Authors of the the new BMJ study shared that sentiment. The observational study compared 8,048 women in New York state who got Essure between 2005 and 2013, to 44,278 who had tubal ligation during the same period.
Not only were the the chances of needing a secondary operation higher among women with Essure, the total cost for inserting the device was about $2,700 higher than tubal ligation. Still, the study found the risk of unintended pregnancy was low for both types of procedures.
The manufacturer argues that unmeasured factors may have influenced the relationship between use of Essure and the need for re-operation, a term that Bayer says the researchers use ambiguously. However, they also say the study further supports the established high efficacy rate of the hysteroscopic procedure.
Others contend, however, that the mounting concern with the device highlights major problems in the U.S. device approval process.
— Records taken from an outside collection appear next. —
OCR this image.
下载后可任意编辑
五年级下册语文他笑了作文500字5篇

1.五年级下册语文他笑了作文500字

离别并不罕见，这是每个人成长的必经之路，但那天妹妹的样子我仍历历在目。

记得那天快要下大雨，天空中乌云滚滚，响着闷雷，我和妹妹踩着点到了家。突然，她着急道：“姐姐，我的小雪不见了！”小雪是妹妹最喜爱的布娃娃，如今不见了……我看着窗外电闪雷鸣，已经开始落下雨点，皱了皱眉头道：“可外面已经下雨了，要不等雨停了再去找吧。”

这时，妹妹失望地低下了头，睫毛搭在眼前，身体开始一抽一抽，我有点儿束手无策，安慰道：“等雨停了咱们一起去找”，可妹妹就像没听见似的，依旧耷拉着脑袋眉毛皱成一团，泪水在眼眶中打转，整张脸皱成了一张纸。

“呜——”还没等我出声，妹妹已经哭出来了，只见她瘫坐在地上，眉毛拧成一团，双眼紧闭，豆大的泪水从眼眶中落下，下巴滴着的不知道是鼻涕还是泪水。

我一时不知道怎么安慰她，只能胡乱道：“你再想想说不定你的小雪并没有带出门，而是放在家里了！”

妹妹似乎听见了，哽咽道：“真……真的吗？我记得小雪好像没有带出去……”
Dr. Art Sedrakyan, a professor of healthcare policy at Weill Cornell and lead author of the BMJ study, pointed to issues with accessing data, lack of investment in registries to track real-world performance and industry hesitancy toward implementing unique device identifiers to track outcomes.
“The status quo is unacceptable,” Sedrakyan said in an e-mail. “We need major investment in national data sources through policymaking. Current major funders don't seem interested in making these investments.”